InstructPro: Natural Language Guided Ligand-Binding Protein Design
This addresses a fundamental challenge in biology and chemistry for researchers by enabling protein design beyond traditional data limitations, though it appears incremental as it builds on existing generative modeling approaches.
The authors tackled the problem of designing ligand-binding proteins with scarce protein-ligand complex data by introducing InstructPro, a generative model that uses natural language instructions and ligand formulas, achieving design success rates up to 5.06% for seen ligands and 3.93% zero-shot.

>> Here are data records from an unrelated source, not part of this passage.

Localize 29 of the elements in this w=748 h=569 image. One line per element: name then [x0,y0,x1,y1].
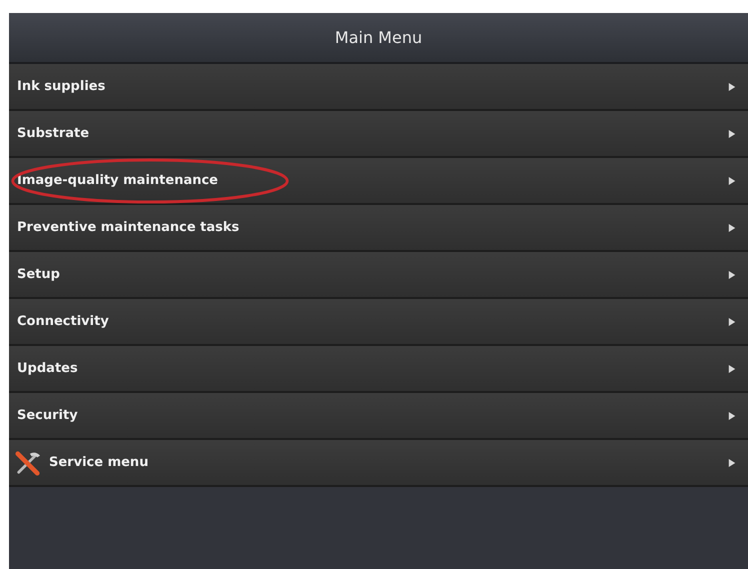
arrow-icon [728,176,736,186]
arrow-icon [728,82,736,92]
menu-item-label: Setup [16,267,60,282]
menu-item[interactable]: Ink supplies [9,64,748,111]
menu-item-label: Preventive maintenance tasks [16,220,240,235]
menu-item-label: Service menu [48,455,148,470]
menu-item[interactable]: Service menu [9,440,748,487]
menu-item[interactable]: Setup [9,252,748,299]
arrow-icon [728,128,736,138]
arrow-icon [728,458,736,468]
menu-item-label: Updates [16,361,78,376]
menu-item[interactable]: Image-quality maintenance [9,158,748,205]
arrow-icon [728,364,736,374]
menu-item-label: Connectivity [16,314,109,329]
arrow-icon [728,222,736,232]
menu-item[interactable]: Substrate [9,111,748,158]
menu-item[interactable]: Updates [9,346,748,393]
arrow-icon [728,316,736,326]
menu-item-label: Security [16,408,78,423]
menu-item-label: Image-quality maintenance [16,173,218,188]
arrow-icon [728,270,736,280]
menu-item[interactable]: Preventive maintenance tasks [9,205,748,252]
menu-item[interactable]: Connectivity [9,299,748,346]
menu-item-label: Ink supplies [16,79,106,94]
tools-icon [15,450,41,476]
menu-item-label: Substrate [16,126,90,141]
arrow-icon [728,410,736,420]
screen-title: Main Menu [334,28,422,47]
menu-item[interactable]: Security [9,393,748,440]
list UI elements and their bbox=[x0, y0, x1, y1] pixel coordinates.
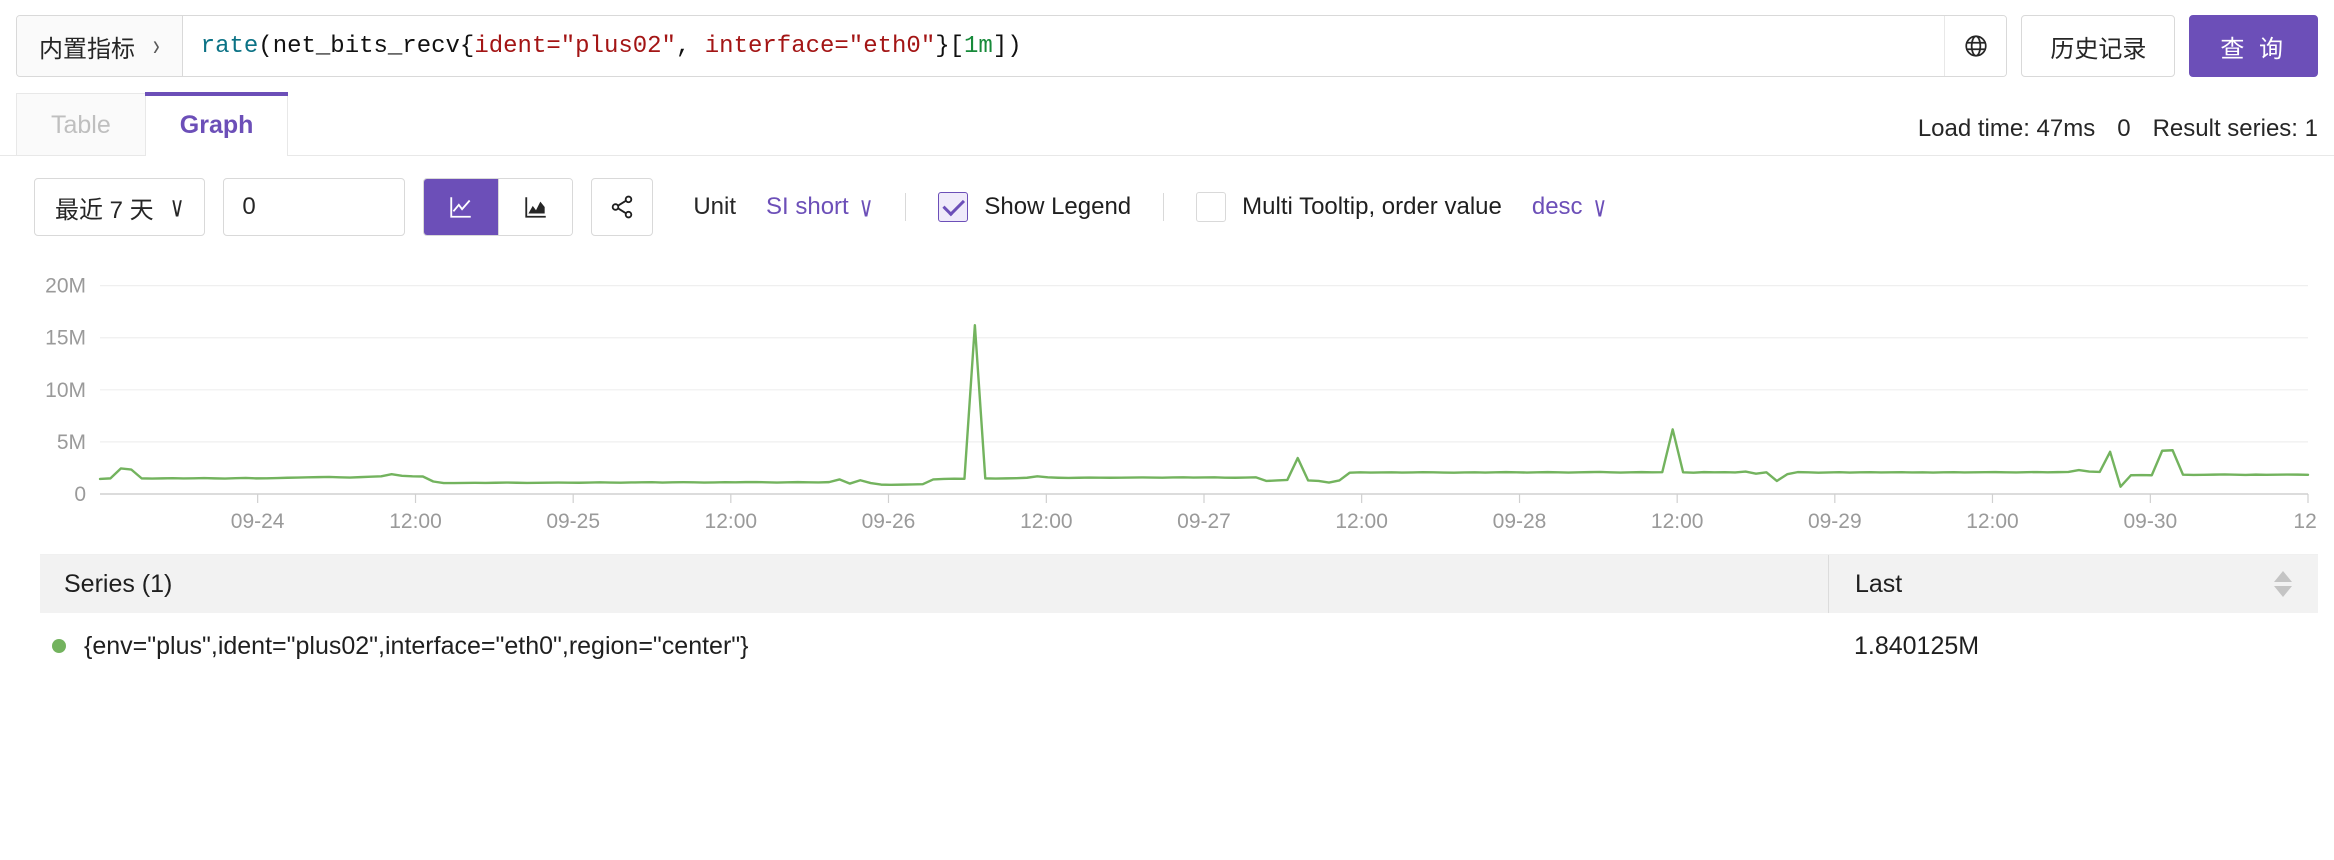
svg-text:12:00: 12:00 bbox=[1335, 510, 1388, 533]
legend-last-value: 1.840125M bbox=[1854, 631, 1980, 660]
checkbox-box bbox=[938, 192, 969, 222]
chevron-down-icon: ∨ bbox=[169, 192, 185, 224]
svg-text:09-26: 09-26 bbox=[862, 510, 916, 533]
unit-value: SI short bbox=[766, 193, 849, 220]
svg-text:12:00: 12:00 bbox=[389, 510, 442, 533]
result-tabs: Table Graph bbox=[16, 92, 289, 156]
svg-text:10M: 10M bbox=[45, 379, 86, 402]
chevron-down-icon: ∨ bbox=[1592, 192, 1608, 224]
svg-text:09-28: 09-28 bbox=[1493, 510, 1547, 533]
order-value: desc bbox=[1531, 193, 1583, 220]
legend-series-header: Series (1) bbox=[64, 569, 173, 598]
query-token-metric: net_bits_recv{ bbox=[272, 32, 475, 60]
tab-graph[interactable]: Graph bbox=[144, 92, 289, 156]
order-value-select[interactable]: desc ∨ bbox=[1531, 192, 1607, 223]
timeseries-chart[interactable]: 0 5M 10M 15M 20M 09-24 12:00 09-25 12:00 09-26 12:… bbox=[16, 260, 2318, 540]
time-range-label: 最近 7 天 bbox=[55, 196, 154, 224]
query-token-label-interface: interface="eth0" bbox=[704, 32, 936, 60]
svg-text:12:00: 12:00 bbox=[1651, 510, 1704, 533]
globe-icon[interactable] bbox=[1944, 16, 2007, 76]
chart-type-toggle bbox=[423, 178, 574, 236]
svg-text:09-25: 09-25 bbox=[546, 510, 600, 533]
query-token-close-brace: }[ bbox=[935, 32, 965, 60]
multi-tooltip-checkbox[interactable]: Multi Tooltip, order value bbox=[1196, 192, 1502, 222]
query-bar: 内置指标 › rate(net_bits_recv{ident="plus02"… bbox=[0, 0, 2334, 92]
builtin-metrics-select[interactable]: 内置指标 › bbox=[17, 16, 183, 76]
sort-arrows-icon[interactable] bbox=[2274, 571, 2292, 597]
toolbar-divider bbox=[1163, 193, 1165, 221]
tab-table[interactable]: Table bbox=[16, 93, 146, 155]
history-button[interactable]: 历史记录 bbox=[2021, 15, 2176, 77]
query-token-open-paren: ( bbox=[258, 32, 273, 60]
svg-text:12:: 12: bbox=[2293, 510, 2318, 533]
checkbox-box bbox=[1196, 192, 1227, 222]
show-legend-checkbox[interactable]: Show Legend bbox=[938, 192, 1131, 222]
time-range-select[interactable]: 最近 7 天 ∨ bbox=[34, 178, 206, 236]
builtin-metrics-label: 内置指标 bbox=[39, 35, 135, 63]
svg-text:20M: 20M bbox=[45, 275, 86, 298]
svg-text:5M: 5M bbox=[57, 431, 86, 454]
svg-text:09-29: 09-29 bbox=[1808, 510, 1862, 533]
query-input-group: 内置指标 › rate(net_bits_recv{ident="plus02"… bbox=[16, 15, 2008, 77]
svg-text:12:00: 12:00 bbox=[705, 510, 758, 533]
query-token-label-ident: ident="plus02" bbox=[474, 32, 676, 60]
run-query-button[interactable]: 查 询 bbox=[2189, 15, 2318, 77]
svg-text:09-30: 09-30 bbox=[2123, 510, 2177, 533]
chart-toolbar: 最近 7 天 ∨ 0 Unit SI short ∨ Show Legend M… bbox=[0, 156, 2334, 254]
legend-series-name: {env="plus",ident="plus02",interface="et… bbox=[84, 631, 749, 660]
legend-series-cell: {env="plus",ident="plus02",interface="et… bbox=[40, 632, 1828, 661]
svg-text:12:00: 12:00 bbox=[1966, 510, 2019, 533]
svg-text:0: 0 bbox=[74, 483, 86, 506]
multi-tooltip-label: Multi Tooltip, order value bbox=[1242, 193, 1502, 220]
prometheus-query-page: 内置指标 › rate(net_bits_recv{ident="plus02"… bbox=[0, 0, 2334, 860]
legend-table: Series (1) Last {env="plus",ident="plus0… bbox=[40, 554, 2318, 679]
load-time-text: Load time: 47ms bbox=[1917, 115, 2096, 142]
legend-row[interactable]: {env="plus",ident="plus02",interface="et… bbox=[40, 613, 2318, 679]
svg-text:15M: 15M bbox=[45, 327, 86, 350]
step-input[interactable]: 0 bbox=[223, 178, 406, 236]
toolbar-divider bbox=[905, 193, 907, 221]
show-legend-label: Show Legend bbox=[984, 193, 1132, 220]
svg-text:09-27: 09-27 bbox=[1177, 510, 1231, 533]
series-color-dot bbox=[52, 639, 66, 653]
legend-last-header[interactable]: Last bbox=[1828, 555, 2318, 613]
query-token-duration: 1m bbox=[964, 32, 993, 60]
legend-header-row: Series (1) Last bbox=[40, 555, 2318, 613]
query-token-function: rate bbox=[200, 32, 259, 60]
query-token-tail: ]) bbox=[992, 32, 1022, 60]
unit-label: Unit bbox=[693, 193, 737, 220]
line-chart-icon[interactable] bbox=[424, 179, 499, 235]
result-tabs-row: Table Graph Load time: 47ms 0 Result ser… bbox=[0, 92, 2334, 156]
area-chart-icon[interactable] bbox=[498, 179, 573, 235]
promql-query-input[interactable]: rate(net_bits_recv{ident="plus02", inter… bbox=[183, 16, 1945, 76]
chevron-down-icon: ∨ bbox=[858, 192, 874, 224]
svg-text:09-24: 09-24 bbox=[231, 510, 285, 533]
query-status: Load time: 47ms 0 Result series: 1 bbox=[1918, 115, 2318, 155]
unit-select[interactable]: SI short ∨ bbox=[766, 192, 873, 223]
graph-panel: 0 5M 10M 15M 20M 09-24 12:00 09-25 12:00 09-26 12:… bbox=[16, 260, 2318, 540]
share-icon[interactable] bbox=[591, 178, 654, 236]
query-token-comma: , bbox=[675, 32, 705, 60]
svg-text:12:00: 12:00 bbox=[1020, 510, 1073, 533]
legend-last-header-label: Last bbox=[1855, 569, 1903, 598]
chevron-right-icon: › bbox=[153, 28, 160, 62]
result-series-text: Result series: 1 bbox=[2152, 115, 2318, 142]
error-count-text: 0 bbox=[2117, 115, 2131, 142]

Designing ligand-binding proteins with precise functions is fundamental to advances in biology and chemistry, yet existing AI approaches are limited by scarce protein-ligand complex data. Meanwhile, abundant text descriptions of protein-ligand interactions remain underutilized. We introduce InstructPro, a family of generative models that design proteins from natural language instructions and ligand formulas. InstructPro produces protein sequences consistent with specified functional descriptions and ligand targets. To enable training and evaluation, we develop InstructProBench, a large-scale dataset of 9.6 million (function description, ligand, protein) triples. We train two model variants: InstructPro-1B and InstructPro-3B, which substantially outperform strong baselines. InstructPro-1B achieves design success rates of 2.46% (seen ligands) and 3.14% (zero-shot), while InstructPro-3B reaches 5.06% and 3.93%, respectively. These results demonstrate the potential of natural language-guided generative modeling to expand protein design capabilities beyond traditional data limitations.